When I was thirty-four, I lost my mind. It had been ten years since the last time, and I found myself ransacking my bedroom for the map—torn up and burnt—which would guide me toward my bearings.
Outside, the air was gathering up its new identity. Its nametag of Winter had been removed and thrown away; it was now calling itself Spring. The yellow daffodils, though beautiful, were just confusing to me. All I could see and feel was emptiness.
The last time, which was not the first time, I was twenty-four.
The first time, which may have not been the first, was when I was newly sixteen.
I have lost my wallet once, dropped during a bike ride in Boulder, Colorado. But a considerate Samaritan returned it to me, several hours later. They knocked on my front door and handed it to me.
I lost my favorite red scarf somewhere in the Museum of Natural History during the first week of January. Then, I found it near the photo booth by the bathrooms. A few months later, I lost it for good somewhere in the halls of a community college.
Losing a mind is tricky. You can't exactly retrace your steps or ask a friend to ask their friends to keep an eye out for it. You certainly can't put up fliers or ask the subway conductor to make an announcement:
"EXCUSE ME, PASSENGERS, A LOST MIND, WEIGHING IN AT ABOUT THREE POUNDS WAS LAST SEEN IN CROWN HEIGHTS, BROOKLYN WEARING A NAVY BLUE SHIRT. PLEASE CONTACT LOCAL AUTHORITIES IF YOU LOCATE THIS MIND."
When I lost my mind at sixteen, my mother found me. I was sliced up and unconscious. My mind slowly crawled its way out of my body. I was gathered up and sent to stay in a hospital for twenty-one days.
I was confused how I would retrieve my mind in a place that caused me to lose it even further. It grew blurry and the signal was weakening. I was around others that encouraged me to remain lost. I was given tiny capsules to swallow that slurred my mind into curious shapes. My appetite, that I coveted, was lost as well. It simply vanished, leaving me bony, translucent and weak.
Six years ago, I lost a brown, corduroy cap, which I had borrowed from my then-girlfriend. I left it somewhere between a thrift store dressing room and a bike ride throughout downtown Denver. That night, when I told her of this loss, she cried. It had been in her life for a long time, with memories stitched into the fabric, visible only to her. She asked me to go and look for it. By then, it was nighttime and all the lights had been turned off, but I jumped on my bike and began retracing my steps. I begged the moon to point me toward the direction of this hat, but it was barely a sliver of light that night. When I got home, we mourned the loss of her hat and slept in silence.

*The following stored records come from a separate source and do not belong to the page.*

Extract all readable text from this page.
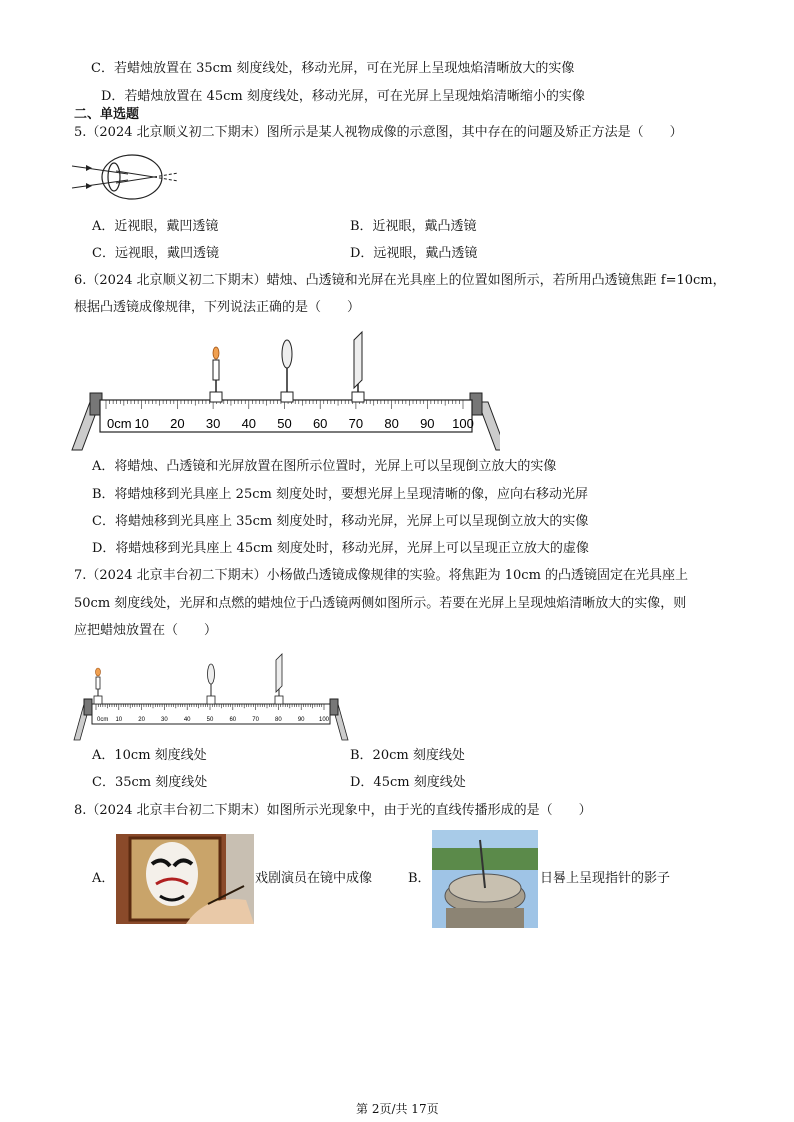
C．若蜡烛放置在 35cm 刻度线处，移动光屏，可在光屏上呈现烛焰清晰放大的实像
D．若蜡烛放置在 45cm 刻度线处，移动光屏，可在光屏上呈现烛焰清晰缩小的实像
二、单选题
5.（2024 北京顺义初二下期末）图所示是某人视物成像的示意图，其中存在的问题及矫正方法是（　　）
A．近视眼，戴凹透镜	B．近视眼，戴凸透镜
C．远视眼，戴凹透镜	D．远视眼，戴凸透镜
6.（2024 北京顺义初二下期末）蜡烛、凸透镜和光屏在光具座上的位置如图所示，若所用凸透镜焦距 f=10cm，
根据凸透镜成像规律，下列说法正确的是（　　）
0cm 10 20 30 40 50 60 70 80 90 100
A．将蜡烛、凸透镜和光屏放置在图所示位置时，光屏上可以呈现倒立放大的实像
B．将蜡烛移到光具座上 25cm 刻度处时，要想光屏上呈现清晰的像，应向右移动光屏
C．将蜡烛移到光具座上 35cm 刻度处时，移动光屏，光屏上可以呈现倒立放大的实像
D．将蜡烛移到光具座上 45cm 刻度处时，移动光屏，光屏上可以呈现正立放大的虚像
7.（2024 北京丰台初二下期末）小杨做凸透镜成像规律的实验。将焦距为 10cm 的凸透镜固定在光具座上
50cm 刻度线处，光屏和点燃的蜡烛位于凸透镜两侧如图所示。若要在光屏上呈现烛焰清晰放大的实像，则
应把蜡烛放置在（　　）
0cm 10	20	30	40	50	60	70	80	90 100
A．10cm 刻度线处	B．20cm 刻度线处
C．35cm 刻度线处	D．45cm 刻度线处
8.（2024 北京丰台初二下期末）如图所示光现象中，由于光的直线传播形成的是（　　）
A．	戏剧演员在镜中成像	B．	日晷上呈现指针的影子
第 2页/共 17页
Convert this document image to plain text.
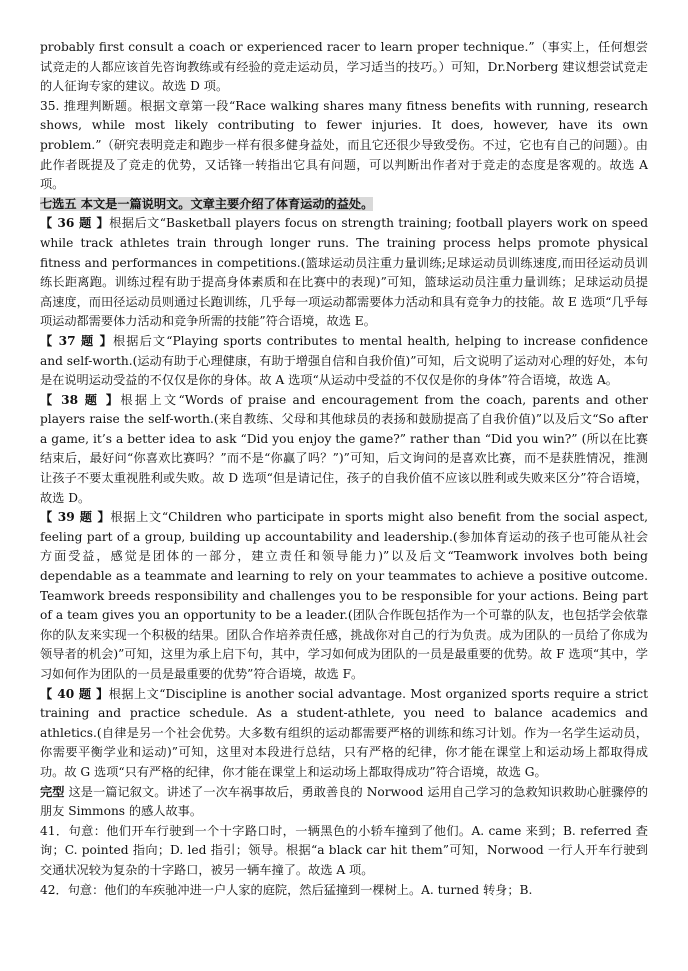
probably first consult a coach or experienced racer to learn proper technique.”（事实上，任何想尝试竞走的人都应该首先咨询教练或有经验的竞走运动员，学习适当的技巧。）可知，Dr.Norberg 建议想尝试竞走的人征询专家的建议。故选 D 项。

35. 推理判断题。根据文章第一段“Race walking shares many fitness benefits with running, research shows, while most likely contributing to fewer injuries. It does, however, have its own problem.”（研究表明竞走和跑步一样有很多健身益处，而且它还很少导致受伤。不过，它也有自己的问题）。由此作者既提及了竞走的优势，又话锋一转指出它具有问题，可以判断出作者对于竞走的态度是客观的。故选 A 项。

七选五 本文是一篇说明文。文章主要介绍了体育运动的益处。

【 36 题 】根据后文“Basketball players focus on strength training; football players work on speed while track athletes train through longer runs. The training process helps promote physical fitness and performances in competitions.(篮球运动员注重力量训练;足球运动员训练速度,而田径运动员训练长距离跑。训练过程有助于提高身体素质和在比赛中的表现)”可知，篮球运动员注重力量训练；足球运动员提高速度，而田径运动员则通过长跑训练，几乎每一项运动都需要体力活动和具有竞争力的技能。故 E 选项“几乎每项运动都需要体力活动和竞争所需的技能”符合语境，故选 E。

【 37 题 】根据后文“Playing sports contributes to mental health, helping to increase confidence and self-worth.(运动有助于心理健康，有助于增强自信和自我价值)”可知，后文说明了运动对心理的好处，本句是在说明运动受益的不仅仅是你的身体。故 A 选项“从运动中受益的不仅仅是你的身体”符合语境，故选 A。

【 38 题 】根据上文“Words of praise and encouragement from the coach, parents and other players raise the self-worth.(来自教练、父母和其他球员的表扬和鼓励提高了自我价值)”以及后文“So after a game, it’s a better idea to ask “Did you enjoy the game?” rather than “Did you win?” (所以在比赛结束后，最好问“你喜欢比赛吗？”而不是“你赢了吗？”)”可知，后文询问的是喜欢比赛，而不是获胜情况，推测让孩子不要太重视胜利或失败。故 D 选项“但是请记住，孩子的自我价值不应该以胜利或失败来区分”符合语境，故选 D。

【 39 题 】根据上文“Children who participate in sports might also benefit from the social aspect, feeling part of a group, building up accountability and leadership.(参加体育运动的孩子也可能从社会方面受益，感觉是团体的一部分，建立责任和领导能力)”以及后文“Teamwork involves both being dependable as a teammate and learning to rely on your teammates to achieve a positive outcome. Teamwork breeds responsibility and challenges you to be responsible for your actions. Being part of a team gives you an opportunity to be a leader.(团队合作既包括作为一个可靠的队友，也包括学会依靠你的队友来实现一个积极的结果。团队合作培养责任感，挑战你对自己的行为负责。成为团队的一员给了你成为领导者的机会)”可知，这里为承上启下句，其中，学习如何成为团队的一员是最重要的优势。故 F 选项“其中，学习如何作为团队的一员是最重要的优势”符合语境，故选 F。

【 40 题 】根据上文“Discipline is another social advantage. Most organized sports require a strict training and practice schedule. As a student-athlete, you need to balance academics and athletics.(自律是另一个社会优势。大多数有组织的运动都需要严格的训练和练习计划。作为一名学生运动员，你需要平衡学业和运动)”可知，这里对本段进行总结，只有严格的纪律，你才能在课堂上和运动场上都取得成功。故 G 选项“只有严格的纪律，你才能在课堂上和运动场上都取得成功”符合语境，故选 G。

完型 这是一篇记叙文。讲述了一次车祸事故后，勇敢善良的 Norwood 运用自己学习的急救知识救助心脏骤停的朋友 Simmons 的感人故事。

41．句意：他们开车行驶到一个十字路口时，一辆黑色的小轿车撞到了他们。A. came 来到；B. referred 查询；C. pointed 指向；D. led 指引；领导。根据“a black car hit them”可知，Norwood 一行人开车行驶到交通状况较为复杂的十字路口，被另一辆车撞了。故选 A 项。

42．句意：他们的车疾驰冲进一户人家的庭院，然后猛撞到一棵树上。A. turned 转身；B.
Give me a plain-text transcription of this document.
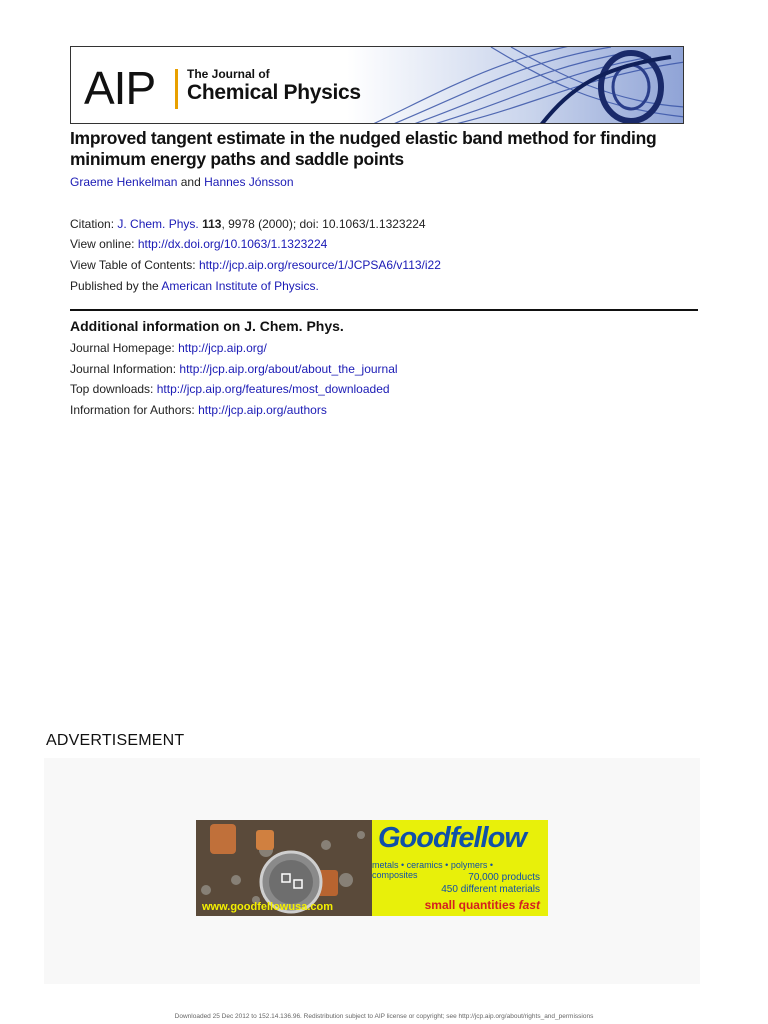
AIP	The Journal of
Chemical Physics
Improved tangent estimate in the nudged elastic band method for finding minimum energy paths and saddle points
Graeme Henkelman and Hannes Jónsson
Citation: J. Chem. Phys. 113, 9978 (2000); doi: 10.1063/1.1323224
View online: http://dx.doi.org/10.1063/1.1323224
View Table of Contents: http://jcp.aip.org/resource/1/JCPSA6/v113/i22
Published by the American Institute of Physics.
Additional information on J. Chem. Phys.
Journal Homepage: http://jcp.aip.org/
Journal Information: http://jcp.aip.org/about/about_the_journal
Top downloads: http://jcp.aip.org/features/most_downloaded
Information for Authors: http://jcp.aip.org/authors
ADVERTISEMENT
Goodfellow
metals • ceramics • polymers • composites	70,000 products
450 different materials
small quantities fast
www.goodfellowusa.com
Downloaded 25 Dec 2012 to 152.14.136.96. Redistribution subject to AIP license or copyright; see http://jcp.aip.org/about/rights_and_permissions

When I lost my mind at thirty-four, it was due to various factors colliding. It felt like a gang-bang of bad news. I had lost my partner, then my therapist, and the dark in me was growing like persistent ivy all throughout my body. I could feel my sense of direction weakening. Food, which once gave me such pleasure, was making me sick. I couldn't chew. My skin was beginning to show imprints of my wandering mind. My white skin with old scars was turning red with new scars. My tongue was no longer being utilized and my spit dried up. I may have stopped swallowing; what was there to swallow?
One day, on my thirty-fourth year, I awoke deciding to no longer search for it. My mind was gone and I could feel myself slowly slink away, like a snake slithering out of its skin. But I was not looking to regrow anything. Instead, I was ready to disintegrate.
When I was somewhere between eight and ten, I lost a moccasin in a brook behind my best friend's house that we weren't allowed to wander in, so I couldn't tell anyone of my loss. I can’t remember how I explained my arrival that night with one bare foot. I can’t recall if anyone even noticed.
When I lost my mind, no one asked me if I wanted help looking for it. People don’t tend to talk about this kind of loss.
I got it back. My mind. My skin of scars. No more new ones though. I’ve given up on the pills, so I’m free from the side effects. I've got my appetite and my voice back. I wouldn't say I feel complete ease that I’ll never lose track of my mind, but I've hoarded enough maps to make sure I’ll at least find my way back to it sooner, if it tries to bail again.